Kevin Spacey po oskarżeniach o molestowanie seksualne został zwolniony z serialu „House of Cards”, gdzie grał diabolicznego prezydenta USA Franka Underwooda. Tucker Carlson został zwolniony z Fox News w kwietniu zeszłego roku, kiedy prawicowa telewizja zawarła ugodę z Dominion Voting System (amerykańska firma produkująca i sprzedająca sprzęt i oprogramowanie do głosowania elektronicznego), godząc się na odszkodowanie w wysokości 800 mln dol. Wcześniej dziennikarz brał udział w narracji o wpływie maszyn tej firmy na sfałszowanie wyborów prezydenckich, które przegrał Donald Trump.

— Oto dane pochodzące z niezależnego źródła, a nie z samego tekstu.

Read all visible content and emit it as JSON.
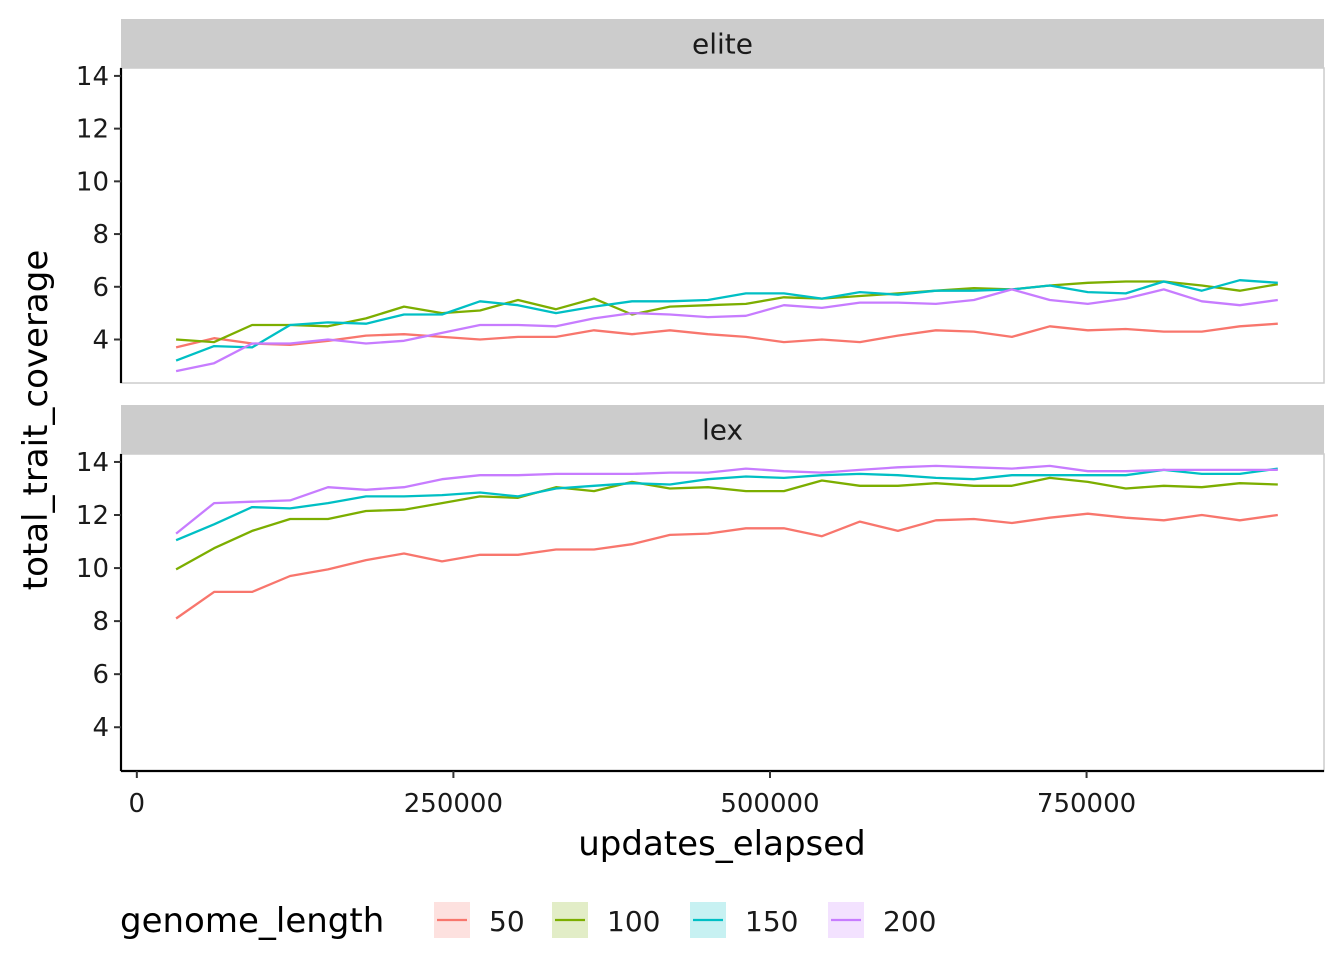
{
  "chart_data": {
    "type": "line",
    "facets": [
      "elite",
      "lex"
    ],
    "xlabel": "updates_elapsed",
    "ylabel": "total_trait_coverage",
    "x_ticks": [
      0,
      250000,
      500000,
      750000
    ],
    "x_tick_labels": [
      "0",
      "250000",
      "500000",
      "750000"
    ],
    "y_ticks": [
      4,
      6,
      8,
      10,
      12,
      14
    ],
    "y_tick_labels": [
      "4",
      "6",
      "8",
      "10",
      "12",
      "14"
    ],
    "xlim": [
      -12500,
      937500
    ],
    "ylim": [
      2.35,
      14.3
    ],
    "grid": false,
    "legend": {
      "title": "genome_length",
      "position": "bottom",
      "entries": [
        "50",
        "100",
        "150",
        "200"
      ]
    },
    "x": [
      31000,
      61000,
      91000,
      121000,
      151000,
      181000,
      211000,
      241000,
      271000,
      301000,
      331000,
      361000,
      391000,
      421000,
      451000,
      481000,
      511000,
      541000,
      571000,
      601000,
      631000,
      661000,
      691000,
      721000,
      751000,
      781000,
      811000,
      841000,
      871000,
      901000
    ],
    "panels": [
      {
        "facet": "elite",
        "series": [
          {
            "name": "50",
            "color": "#F8766D",
            "values": [
              3.7,
              4.05,
              3.85,
              3.8,
              3.95,
              4.15,
              4.2,
              4.1,
              4.0,
              4.1,
              4.1,
              4.35,
              4.2,
              4.35,
              4.2,
              4.1,
              3.9,
              4.0,
              3.9,
              4.15,
              4.35,
              4.3,
              4.1,
              4.5,
              4.35,
              4.4,
              4.3,
              4.3,
              4.5,
              4.6
            ]
          },
          {
            "name": "100",
            "color": "#7CAE00",
            "values": [
              4.0,
              3.9,
              4.55,
              4.55,
              4.5,
              4.8,
              5.25,
              5.0,
              5.1,
              5.5,
              5.15,
              5.55,
              4.95,
              5.25,
              5.3,
              5.35,
              5.6,
              5.55,
              5.65,
              5.75,
              5.85,
              5.95,
              5.9,
              6.05,
              6.15,
              6.2,
              6.2,
              6.05,
              5.85,
              6.1
            ]
          },
          {
            "name": "150",
            "color": "#00BFC4",
            "values": [
              3.2,
              3.75,
              3.7,
              4.55,
              4.65,
              4.6,
              4.95,
              4.95,
              5.45,
              5.3,
              5.0,
              5.25,
              5.45,
              5.45,
              5.5,
              5.75,
              5.75,
              5.55,
              5.8,
              5.7,
              5.85,
              5.85,
              5.9,
              6.05,
              5.8,
              5.75,
              6.2,
              5.85,
              6.25,
              6.15
            ]
          },
          {
            "name": "200",
            "color": "#C77CFF",
            "values": [
              2.8,
              3.1,
              3.85,
              3.85,
              4.0,
              3.85,
              3.95,
              4.25,
              4.55,
              4.55,
              4.5,
              4.8,
              5.0,
              4.95,
              4.85,
              4.9,
              5.3,
              5.2,
              5.4,
              5.4,
              5.35,
              5.5,
              5.9,
              5.5,
              5.35,
              5.55,
              5.9,
              5.45,
              5.3,
              5.5
            ]
          }
        ]
      },
      {
        "facet": "lex",
        "series": [
          {
            "name": "50",
            "color": "#F8766D",
            "values": [
              8.1,
              9.1,
              9.1,
              9.7,
              9.95,
              10.3,
              10.55,
              10.25,
              10.5,
              10.5,
              10.7,
              10.7,
              10.9,
              11.25,
              11.3,
              11.5,
              11.5,
              11.2,
              11.75,
              11.4,
              11.8,
              11.85,
              11.7,
              11.9,
              12.05,
              11.9,
              11.8,
              12.0,
              11.8,
              12.0
            ]
          },
          {
            "name": "100",
            "color": "#7CAE00",
            "values": [
              9.95,
              10.75,
              11.4,
              11.85,
              11.85,
              12.15,
              12.2,
              12.45,
              12.7,
              12.65,
              13.05,
              12.9,
              13.25,
              13.0,
              13.05,
              12.9,
              12.9,
              13.3,
              13.1,
              13.1,
              13.2,
              13.1,
              13.1,
              13.4,
              13.25,
              13.0,
              13.1,
              13.05,
              13.2,
              13.15
            ]
          },
          {
            "name": "150",
            "color": "#00BFC4",
            "values": [
              11.05,
              11.65,
              12.3,
              12.25,
              12.45,
              12.7,
              12.7,
              12.75,
              12.85,
              12.7,
              13.0,
              13.1,
              13.2,
              13.15,
              13.35,
              13.45,
              13.4,
              13.5,
              13.55,
              13.5,
              13.4,
              13.35,
              13.5,
              13.5,
              13.5,
              13.5,
              13.7,
              13.55,
              13.55,
              13.75
            ]
          },
          {
            "name": "200",
            "color": "#C77CFF",
            "values": [
              11.3,
              12.45,
              12.5,
              12.55,
              13.05,
              12.95,
              13.05,
              13.35,
              13.5,
              13.5,
              13.55,
              13.55,
              13.55,
              13.6,
              13.6,
              13.75,
              13.65,
              13.6,
              13.7,
              13.8,
              13.85,
              13.8,
              13.75,
              13.85,
              13.65,
              13.65,
              13.7,
              13.7,
              13.7,
              13.7
            ]
          }
        ]
      }
    ]
  }
}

Netflix i Fox News – w oczach Spaceya i Tuckera – to jedno zło. – Oni starali się ciebie zabić – mówił Tucker w bożonarodzeniowym wywiadzie z… no właśnie z kim? Siedzący naprzeciwko dziennikarza Spacey był ubrany w charakterystyczny, znany kinomanom garnitur i mówił ze specyficznym teksańskim akcentem prezydenta Franka Underwooda, którego w ostatnim sezonie Netfliksa uśmiercono. Nie udało się go zabić? – Starali się, ale jesteśmy tutaj Tucker, więksi niż kiedykolwiek – stwierdził najpopularniejszy filmowy prezydent USA w ostatnich dwóch dekadach.
Czytaj więcej
„Demokracja jest przereklamowana” – mówi, patrząc prosto w kamerę, Frank Underwood w drugim sezonie „House of Cards”, który miał premierę w 2014 roku. Trzy lata później wcielający się w demonicznego polityka z „waszyngtońskiego bagna” Kevin Spacey wpadł w sam środek innego bagna, gdzie przekonał się, co te słowa oznaczają.
Wywiad zamiast debaty
Fikcja łączy się z rzeczywistością. Popkultura ze światem realnym. Wszystko w jednym kilkunastominutowym filmiku Tuckera odpalonym tuż przed Bożym Narodzeniem. „Jesteśmy więksi niż kiedykolwiek” – na dźwięk tego hasła twarz Tuckera rozbłysła uśmiechem. Ogłosił bowiem, że nie wraca do żadnych tradycyjnych mediów i będzie budował własną platformę streamingową – dostęp do niej ma kosztować 9,99 dol. miesięcznie. Wywiad z Kevinem Spaceyem miał zapowiedzieć jej mocne wejście w 2024 r., gdy do Białego Domu wrócić może człowiek, którego biografii nie wymyśliliby nawet twórcy „House of Cards”. Tucker Carlson jest jego medialnym przybocznym, choć Melania Trump podobno wciąż namawia go, by wszedł do polityki jako kandydat na wiceprezydenta w administracji Trumpa. Pamiętacie, że w pierwszym sezonie hitu Netfliksa Frank Underwood również zdobywał Waszyngton jako wiceprezydent?